A political stoush on national security has erupted just days before an expected announcement on the AUKUS submarine plan, with Peter Dutton warning against acquiring a future fleet from the UK.
Key points:
- Mr Dutton says he was told Britain had no capacity to support an Australian program
- The government labelled the comments as "incredibly irresponsible"
- The prime minister is expected to travel to America this month to unveil Australia's AUKUS plan
The government has condemned the opposition leader's comments as "irresponsible" and "mischievous" and accused the former defence minister of undermining the nuclear-submarine program.

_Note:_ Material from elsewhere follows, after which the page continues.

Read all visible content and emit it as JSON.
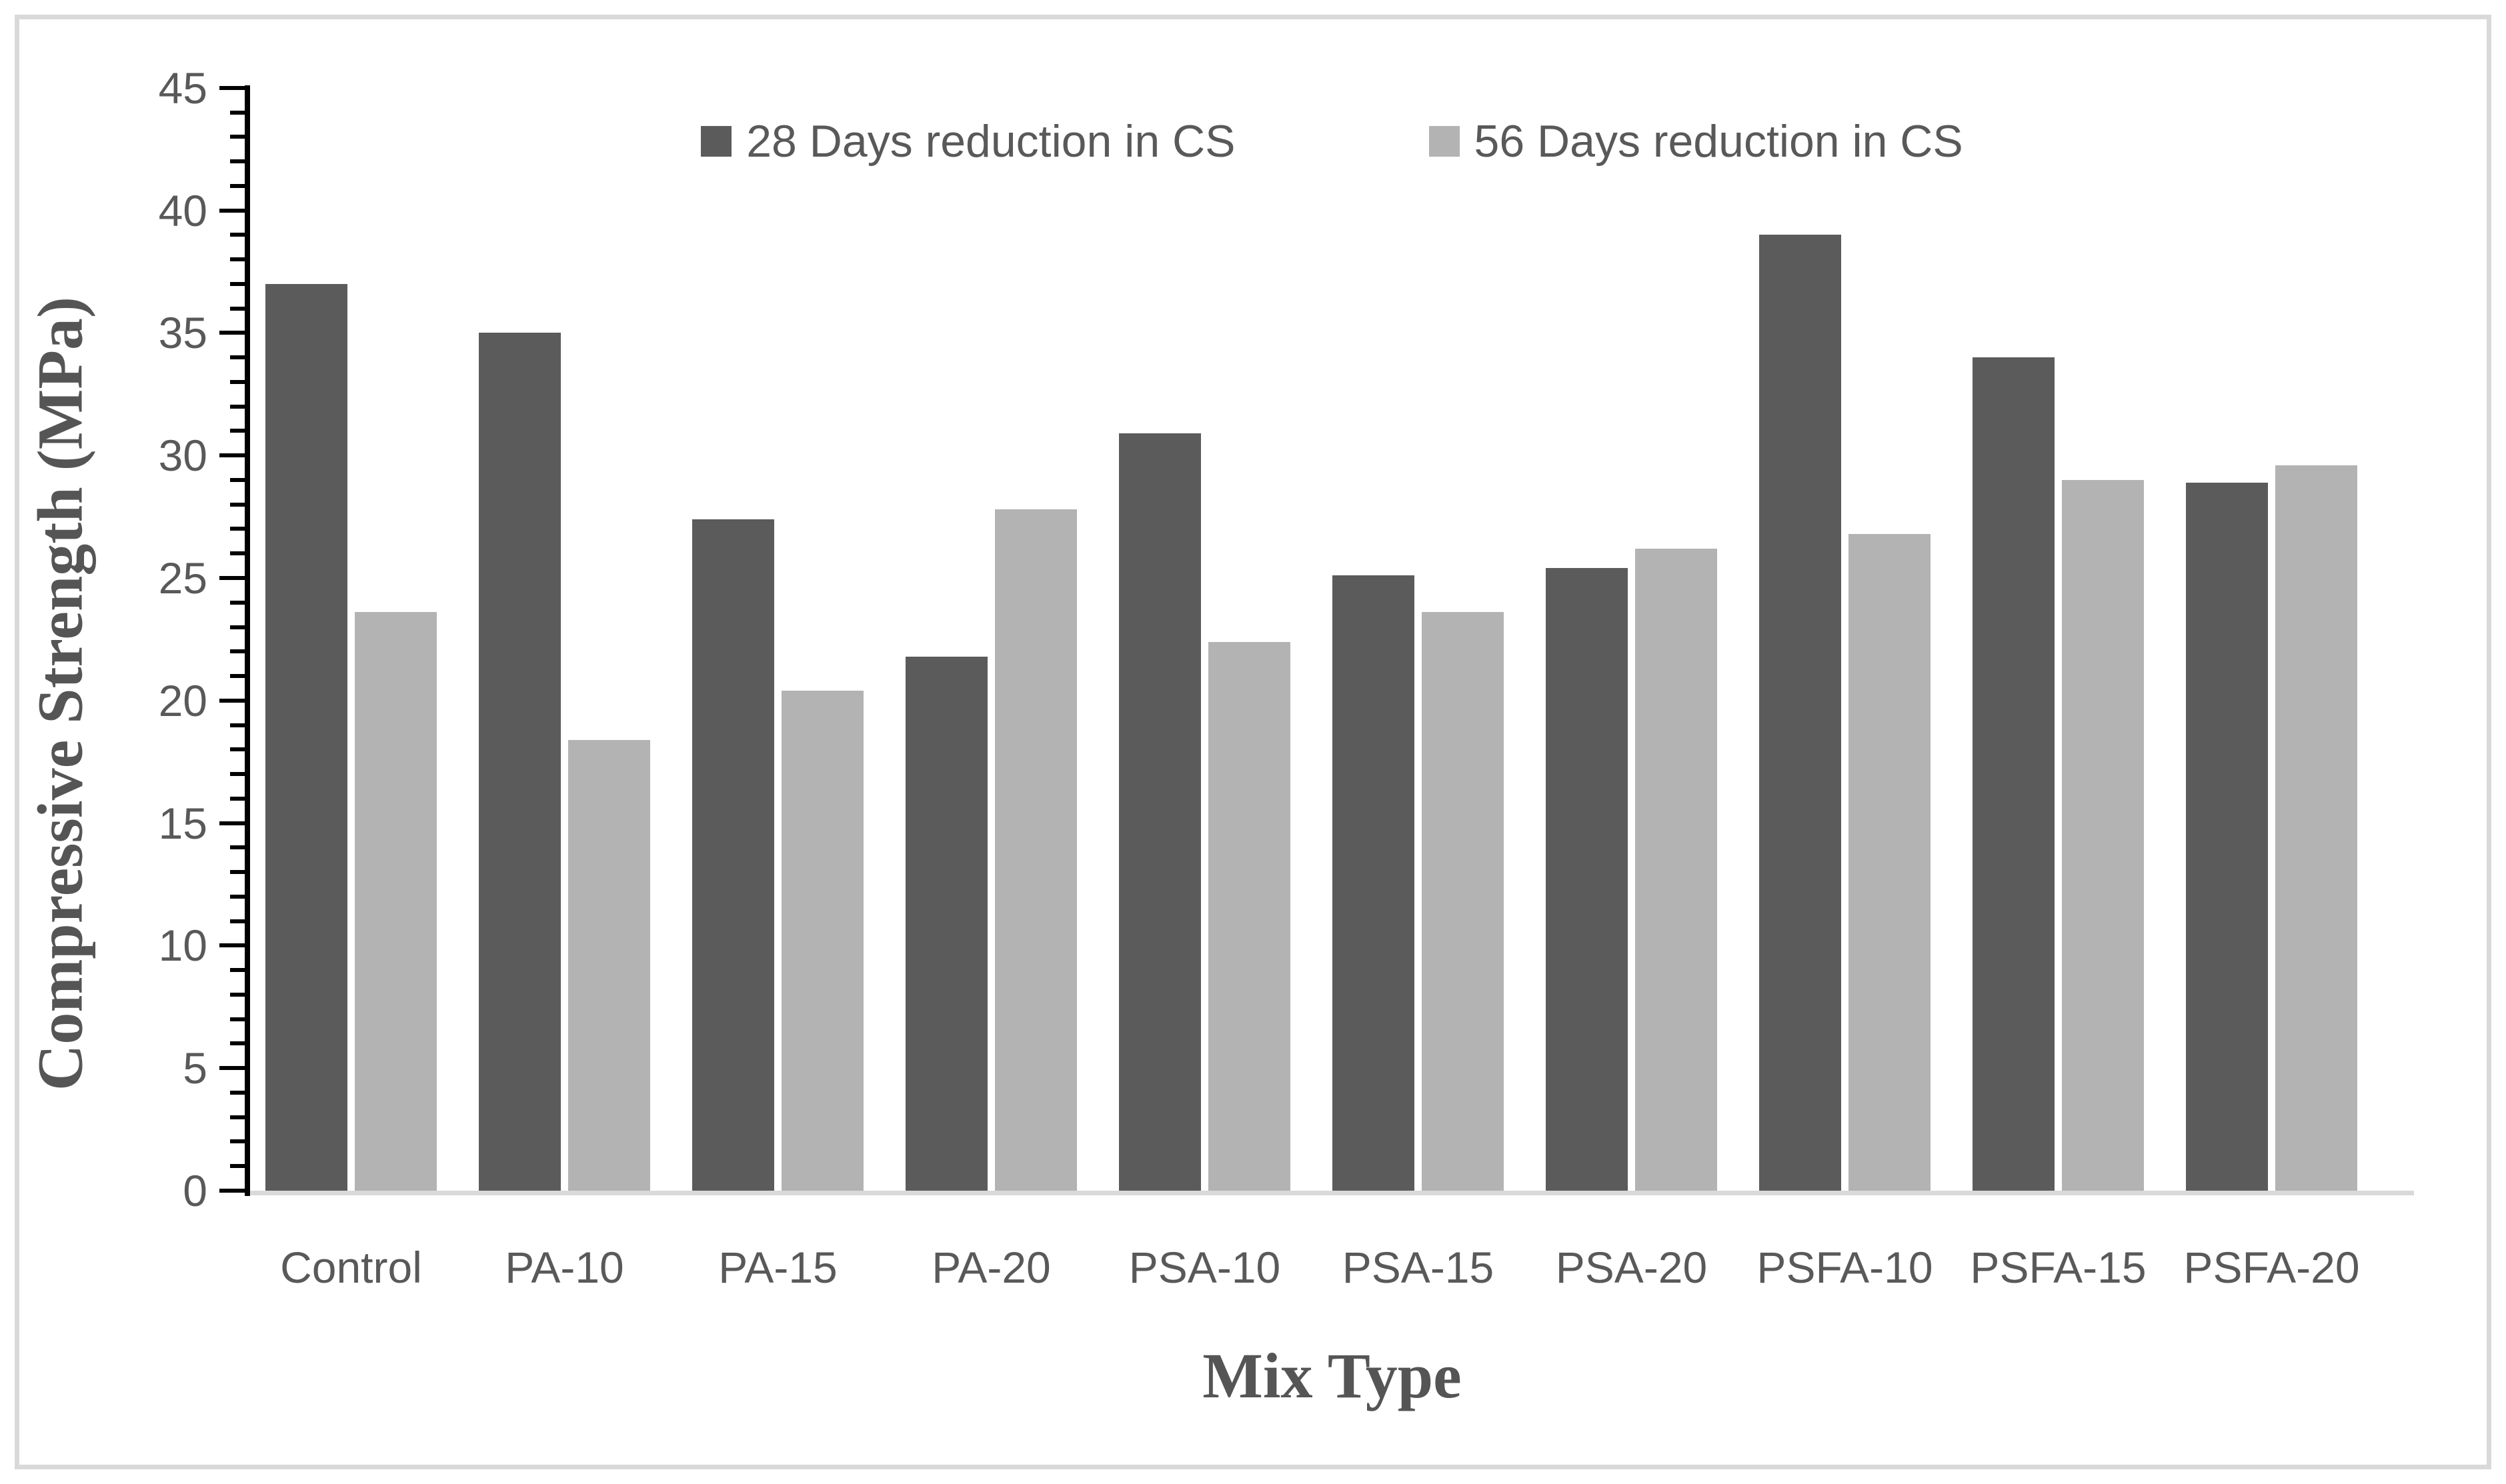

Recent speculation has suggested a developmental British submarine known as SSNR is emerging as a likely candidate for Australia's future nuclear-powered fleet.
During a visit to the Avalon Air Show in Victoria, Mr Dutton insisted American Virginia-class submarines remained the best and most practical option for Australia.
"The beauty in my mind with the American model, of the Virginia class, was that it was a proven design, it gave us interoperability with the Americans and there will be more American subs in the Indo-Pacific than there will be British submarines".
Mr Dutton said the advice he received as defence minister before last year's election was that the British companies involved in the UK's submarine production had no extra capacity to support an Australian program.
"The advice to me at the time was very clear: that Rolls-Royce didn't have any production capability left, no headroom; Barrow-in-Furness is obviously landlocked, it didn't have the ability to scale up".
Last year, Mr Dutton asserted that when he was defence minister he was confident of securing two American Viriginia-class nuclear submarines by 2030.
Defence Industry Minister Pat Conroy, who was also at Avalon to sign a deal with Boeing on Australian content for Apache helicopters, condemned Mr Dutton's latest remarks.
"I think those comments from Peter Dutton are incredibly irresponsible. This was a man who received classified briefings up until the 21st of May on this program," he said.
"I just find it completely unhelpful in the public debate for him to be injecting this stuff when he knows that there are security reasons that mean that we can't detail information until we make the announcement.
"He is either being mischievous or he isn't privy to the latest information."
In recent weeks Defence Minister Richard Marles has insisted that the looming AUKUS announcement on an "optimal pathway" would be a "truly trilateral" solution.
Prime Minister Anthony Albanese is this month expected to travel to Washington DC to unveil Australia's AUKUS plan alongside the US President Joe Biden and British Prime Minister Rishi Sunak.
Challenges with frigates
Mr Conroy also commented on the state of a $35-billion deal signed in 2018 with British company BAE to build Hunter-class frigates.
"This is a project that we inherited from the last government, a project where, quite frankly, the last government lied about what they were buying," he said.
"They presented to the Australian public that 'we are buying a proven off the shelf product that effectively all the kinks have been resolved'.
"Instead, we've got a developmental project, where the project cost has increased by 50 per cent to just under $45 billion, and we're facing delays of between two and four years on separate stages of it."
Mr Conroy said the government was committed to working with BAE and the Australian Navy to fix the project.